Egress Windows: Types, Requirements, and Safety Considerations

By Beth Krietsch

What is an egress window?

An egress window is a window that can be used as an exit in an emergency. In order for a room to be considered a finished and habitable room building codes require an exit point large enough for a person to escape—this is either a door or an egress window. Egress windows are required in bedrooms and in finished basements.  

Egress window measurement requirements

According to International Building Code, every bedroom must contain at least one egress window. This window must be:

  • At least 20 inches wide by 24 inches high

Additionally, the egress window must have:

  • A total area of at least 5.7 square feet
  • The opening must be no higher than 44 inches from the floor

These requirements are crucial for facilitating quick and easy escape in a fire or other emergency. Individual states and local municipalities may also have their own specific codes regarding egress windows.

There are additional standards for egress windows installed in basements. Basement egress windows must be:

  • At least 36 inches in both height and width with a fully functional opening
  • If the window is more than 44 inches from the ground, there must be a ladder or steps at least 12 inches wide

If your egress window is beneath a deck, standards require at least 36 inches of space between the bottom of the deck and the top of the window. If there’s more than one bedroom or habitable living space in your basement, each space will need at least one egress window.

What kind of egress window should I choose?

Egress windows come in a variety of styles—double hung, casement, and gliding. Awning windows are sometimes used as well, but these won’t work in basements and can present safety risks when used for emergency exits from higher floors.

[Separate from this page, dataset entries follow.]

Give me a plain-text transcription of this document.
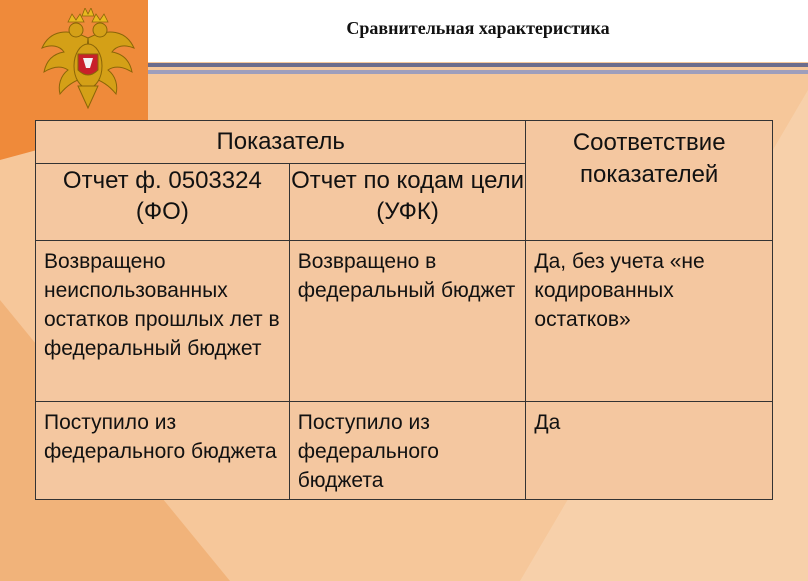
Сравнительная характеристика
Показатель		Соответствие показателей
Отчет ф. 0503324 (ФО)	Отчет по кодам цели (УФК)	
Возвращено неиспользованных остатков прошлых лет в федеральный бюджет	Возвращено в федеральный бюджет	Да, без учета «не кодированных остатков»
Поступило из федерального бюджета	Поступило из федерального бюджета	Да
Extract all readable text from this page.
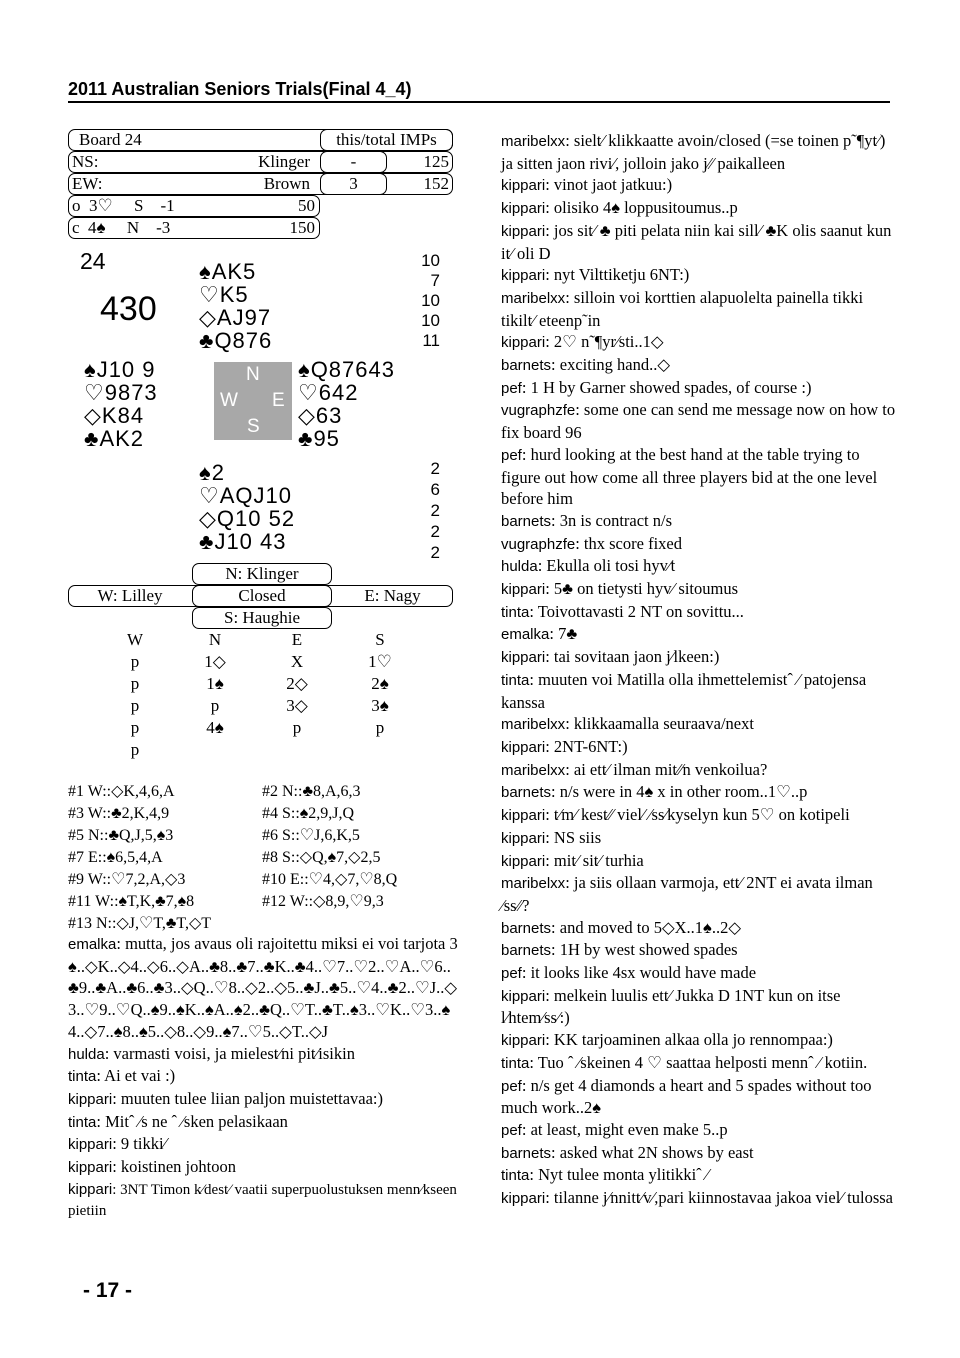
2011 Australian Seniors Trials(Final 4_4)
Board 24	this/total IMPs
NS:	Klinger	-	125
EW:	Brown	3	152
o  3♡     S    -1	50
c  4♠     N    -3	150
24
430
♠AK5
♡K5
◇AJ97
♣Q876
♠J10 9
♡9873
◇K84
♣AK2
N
W E
S
♠Q87643
♡642
◇63
♣95
♠2
♡AQJ10
◇Q10 52
♣J10 43
10
7
10
10
11
2
6
2
2
2
N: Klinger
W: Lilley	Closed	E: Nagy
S: Haughie
W	N	E	S
p	1◇	X	1♡
p	1♠	2◇	2♠
p	p	3◇	3♠
p	4♠	p	p
p
#1 W::◇K,4,6,A	#2 N::♣8,A,6,3
#3 W::♣2,K,4,9	#4 S::♠2,9,J,Q
#5 N::♣Q,J,5,♠3	#6 S::♡J,6,K,5
#7 E::♠6,5,4,A	#8 S::◇Q,♠7,◇2,5
#9 W::♡7,2,A,◇3	#10 E::♡4,◇7,♡8,Q
#11 W::♠T,K,♣7,♠8	#12 W::◇8,9,♡9,3
#13 N::◇J,♡T,♣T,◇T
emalka: mutta, jos avaus oli rajoitettu miksi ei voi tarjota 3♠..◇K..◇4..◇6..◇A..♣8..♣7..♣K..♣4..♡7..♡2..♡A..♡6..♣9..♣A..♣6..♣3..◇Q..♡8..◇2..◇5..♣J..♣5..♡4..♣2..♡J..◇3..♡9..♡Q..♠9..♠K..♠A..♠2..♣Q..♡T..♣T..♠3..♡K..♡3..♠4..◇7..♠8..♠5..◇8..◇9..♠7..♡5..◇T..◇J
hulda: varmasti voisi, ja mielest⁄ni pit⁄isikin
tinta: Ai et vai :)
kippari: muuten tulee liian paljon muistettavaa:)
tinta: Mitˆ ⁄s ne ˆ ⁄sken pelasikaan
kippari: 9 tikki⁄
kippari: koistinen johtoon
kippari: 3NT Timon k⁄dest⁄ vaatii superpuolustuksen menn⁄kseen pietiin
maribelxx: sielt⁄ klikkaatte avoin/closed (=se toinen p˜¶yt⁄) ja sitten jaon rivi⁄, jolloin jako j⁄⁄ paikalleen
kippari: vinot jaot jatkuu:)
kippari: olisiko 4♠ loppusitoumus..p
kippari: jos sit⁄ ♣ piti pelata niin kai sill⁄ ♣K olis saanut kun it⁄ oli D
kippari: nyt Vilttiketju 6NT:)
maribelxx: silloin voi korttien alapuolelta painella tikki tikilt⁄ eteenp˜in
kippari: 2♡ n˜¶yr⁄sti..1◇
barnets: exciting hand..◇
pef: 1 H by Garner showed spades, of course :)
vugraphzfe: some one can send me message now on how to fix board 96
pef: hurd looking at the best hand at the table trying to figure out how come all three players bid at the one level before him
barnets: 3n is contract n/s
vugraphzfe: thx score fixed
hulda: Ekulla oli tosi hyv⁄t
kippari: 5♣ on tietysti hyv⁄ sitoumus
tinta: Toivottavasti 2 NT on sovittu...
emalka: 7♣
kippari: tai sovitaan jaon j⁄lkeen:)
tinta: muuten voi Matilla olla ihmettelemistˆ ⁄ patojensa kanssa
maribelxx: klikkaamalla seuraava/next
kippari: 2NT-6NT:)
maribelxx: ai ett⁄ ilman mit⁄⁄n venkoilua?
barnets: n/s were in 4♠ x in other room..1♡..p
kippari: t⁄m⁄ kest⁄⁄ viel⁄ ⁄ss⁄kyselyn kun 5♡ on kotipeli
kippari: NS siis
kippari: mit⁄ sit⁄ turhia
maribelxx: ja siis ollaan varmoja, ett⁄ 2NT ei avata ilman ⁄ss⁄⁄?
barnets: and moved to 5◇X..1♠..2◇
barnets: 1H by west showed spades
pef: it looks like 4sx would have made
kippari: melkein luulis ett⁄ Jukka D 1NT kun on itse l⁄htem⁄ss⁄:)
kippari: KK tarjoaminen alkaa olla jo rennompaa:)
tinta: Tuo ˆ ⁄skeinen 4 ♡ saattaa helposti mennˆ ⁄ kotiin.
pef: n/s get 4 diamonds a heart and 5 spades without too much work..2♠
pef: at least, might even make 5..p
barnets: asked what 2N shows by east
tinta: Nyt tulee monta ylitikkiˆ ⁄
kippari: tilanne j⁄nnitt⁄v⁄,pari kiinnostavaa jakoa viel⁄ tulossa
- 17 -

Casement: Windows that are side-hinged and open outward either to the right or left. This is the most popular type of egress windows, often used in basements.

Double-hung: Windows with two panes of glass. Even when fully open, more than half of a double-hung window’s overall area is blocked by glass, making it difficult to meet the minimum 5.7 square foot requirement for basement windows.

Gliding: Windows that slide horizontally. To meet egress requirements, gliding windows must be at least 4 feet wide and 4 feet high. Gliding egress windows are great for basements if you have the space.

To meet building code standards, double-hung and gliding egress windows require more space than do casement windows.

Considerations when installing an egress window

If you live in an older home, you should have a contractor inspect whether your current windows meet egress window safety standards.

Even if you’ll be installing an egress window on your own, you may want to hire a professional to make sure your measurements and plans meet building code standards.

Adding basement egress windows can be a large and challenging job that requires you to dig space for the window and window well, remove concrete, install the egress window to building code requirements, make sure it’s watertight, and more. Many homeowners find it worth it to involve a contractor or engineer when installing basement egress windows.